By being a satellite treatment hub, RHWC is able to give immediate care without losing track of patients after HIV testing. This is a common phenomena where patients stray, do not return, and do not seek medical attention after being tested.

From January to November in 2015, 290 cases have been recorded in Davao City. All the 21 HIV cases involve men: nine are aged 15-21, another nine are aged 25-34 and the other three are aged 35-49.

The total number of HIV cases in Davao City in 2014 was 1,071.

“Don’t wait for signs and symptoms to catch up,” she said, referring to the opportunistic infections that may enter the body when it’s weakened by HIV.

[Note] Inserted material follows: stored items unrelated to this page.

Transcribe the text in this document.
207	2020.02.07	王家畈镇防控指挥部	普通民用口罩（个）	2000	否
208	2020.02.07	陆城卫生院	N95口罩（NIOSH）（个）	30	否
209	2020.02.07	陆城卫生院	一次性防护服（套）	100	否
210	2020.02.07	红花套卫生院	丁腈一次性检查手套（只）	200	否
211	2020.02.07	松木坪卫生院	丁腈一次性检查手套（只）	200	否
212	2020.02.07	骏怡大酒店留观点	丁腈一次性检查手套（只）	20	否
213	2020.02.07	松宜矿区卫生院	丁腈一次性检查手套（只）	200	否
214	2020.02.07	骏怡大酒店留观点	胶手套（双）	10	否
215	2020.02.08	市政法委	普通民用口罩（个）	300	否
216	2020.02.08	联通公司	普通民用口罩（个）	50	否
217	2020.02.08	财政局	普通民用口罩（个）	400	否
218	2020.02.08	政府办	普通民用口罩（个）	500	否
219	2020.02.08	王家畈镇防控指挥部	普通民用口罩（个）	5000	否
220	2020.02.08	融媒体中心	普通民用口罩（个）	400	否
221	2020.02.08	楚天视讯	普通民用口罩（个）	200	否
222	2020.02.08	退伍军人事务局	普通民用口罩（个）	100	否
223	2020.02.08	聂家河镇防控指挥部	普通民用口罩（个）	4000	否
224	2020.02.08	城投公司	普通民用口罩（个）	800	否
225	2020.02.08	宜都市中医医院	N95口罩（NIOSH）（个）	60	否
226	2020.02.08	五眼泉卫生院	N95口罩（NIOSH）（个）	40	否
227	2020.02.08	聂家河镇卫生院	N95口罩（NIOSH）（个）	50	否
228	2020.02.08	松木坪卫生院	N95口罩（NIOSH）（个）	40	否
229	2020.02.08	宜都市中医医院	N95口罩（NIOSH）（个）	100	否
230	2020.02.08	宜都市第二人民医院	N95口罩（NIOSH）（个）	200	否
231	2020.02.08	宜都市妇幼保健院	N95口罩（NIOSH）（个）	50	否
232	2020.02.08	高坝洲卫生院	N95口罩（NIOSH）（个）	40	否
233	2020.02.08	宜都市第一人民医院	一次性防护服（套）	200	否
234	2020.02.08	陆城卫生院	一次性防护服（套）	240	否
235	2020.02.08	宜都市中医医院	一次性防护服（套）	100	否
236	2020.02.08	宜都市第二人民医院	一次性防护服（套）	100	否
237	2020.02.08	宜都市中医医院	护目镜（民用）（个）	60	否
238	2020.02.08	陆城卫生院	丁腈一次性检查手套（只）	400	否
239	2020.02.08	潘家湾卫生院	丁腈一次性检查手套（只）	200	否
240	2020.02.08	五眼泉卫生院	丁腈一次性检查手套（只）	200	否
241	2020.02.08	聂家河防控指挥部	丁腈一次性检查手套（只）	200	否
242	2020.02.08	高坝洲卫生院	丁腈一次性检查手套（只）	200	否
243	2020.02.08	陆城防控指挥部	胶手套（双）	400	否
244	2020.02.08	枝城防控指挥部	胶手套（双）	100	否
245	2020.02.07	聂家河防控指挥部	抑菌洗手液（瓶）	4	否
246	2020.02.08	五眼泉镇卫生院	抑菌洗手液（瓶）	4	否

HIV is transmitted by having unprotected sex (anal, vaginal) with someone who has the virus and by sharing needles/syringes used to prepare injection drugs. According to, Certain body fluids from an HIV-infected person can transmit HIV. These body fluids are: blood, semen (cum), pre-seminal fluid (pre-cum), rectal fluids, vaginal fluids, breast milk.

“These body fluids must come into contact with a mucous membrane or damaged tissue or be directly injected into your bloodstream (by a needle or syringe) for transmission to possibly occur,” an article in the website said.

HIV is not transmitted by air or water, insects (mosquitoes), saliva, sweat, tears, casual physical contact (hugging, shaking hands, sharing eating utensils), and toilet seats, although these common misconceptions still exist leading to the stigma.